For this class, classification generally has four phase. The first stage of classification is a health examination. For amputees, this is often done on site at a sports training facility or competition. The second stage is observation in practice, the third stage is observation in competition and the last stage is assigning the sportsperson to a relevant class. Sometimes the health examination may not be done on site because the nature of the amputation could cause not physically visible alterations to the body. During the training portion of classification, observation may include being asked to demonstrate their skills in athletics, such as running, jumping or throwing. A determination is then made as to what classification an athlete should compete in.

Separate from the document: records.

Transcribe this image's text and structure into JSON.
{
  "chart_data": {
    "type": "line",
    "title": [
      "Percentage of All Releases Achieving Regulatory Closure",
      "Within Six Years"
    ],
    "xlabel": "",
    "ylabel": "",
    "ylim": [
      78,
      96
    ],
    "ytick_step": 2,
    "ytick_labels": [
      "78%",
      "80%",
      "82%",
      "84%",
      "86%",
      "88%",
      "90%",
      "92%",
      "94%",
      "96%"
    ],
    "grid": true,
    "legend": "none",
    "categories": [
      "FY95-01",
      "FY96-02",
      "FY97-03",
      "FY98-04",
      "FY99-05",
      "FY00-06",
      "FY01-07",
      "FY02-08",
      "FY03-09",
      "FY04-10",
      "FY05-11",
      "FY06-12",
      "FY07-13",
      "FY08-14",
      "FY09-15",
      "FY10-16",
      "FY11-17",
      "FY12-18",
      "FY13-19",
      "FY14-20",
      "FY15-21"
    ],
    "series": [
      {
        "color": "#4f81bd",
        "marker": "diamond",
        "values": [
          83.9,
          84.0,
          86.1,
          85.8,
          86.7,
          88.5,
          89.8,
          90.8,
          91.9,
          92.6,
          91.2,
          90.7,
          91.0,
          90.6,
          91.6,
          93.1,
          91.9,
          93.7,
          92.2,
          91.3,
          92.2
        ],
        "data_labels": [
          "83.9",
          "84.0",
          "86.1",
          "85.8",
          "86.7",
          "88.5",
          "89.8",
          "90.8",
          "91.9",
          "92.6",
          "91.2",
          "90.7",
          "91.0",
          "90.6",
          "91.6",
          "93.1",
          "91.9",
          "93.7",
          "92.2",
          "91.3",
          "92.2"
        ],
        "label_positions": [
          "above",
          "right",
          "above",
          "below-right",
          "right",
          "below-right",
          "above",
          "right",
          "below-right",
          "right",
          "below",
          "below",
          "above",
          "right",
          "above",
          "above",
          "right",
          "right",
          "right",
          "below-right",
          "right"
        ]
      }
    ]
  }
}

Classifications may be Confirmed or Review status. For athletes who do not have access to a full classification panel, Provisional classification is available; this is a temporary Review classification, considered an indication of class only, and generally used only in lower levels of competition.

==Competitors==
Notable runners in this class include Yohansson Nascimento (BRA), who holds T45 world records at 100m, 200m and 400m distances. 2012 Paralympic medalists Zhao Xu (CHN) and Samkelo Radebe (RSA) also compete in this class.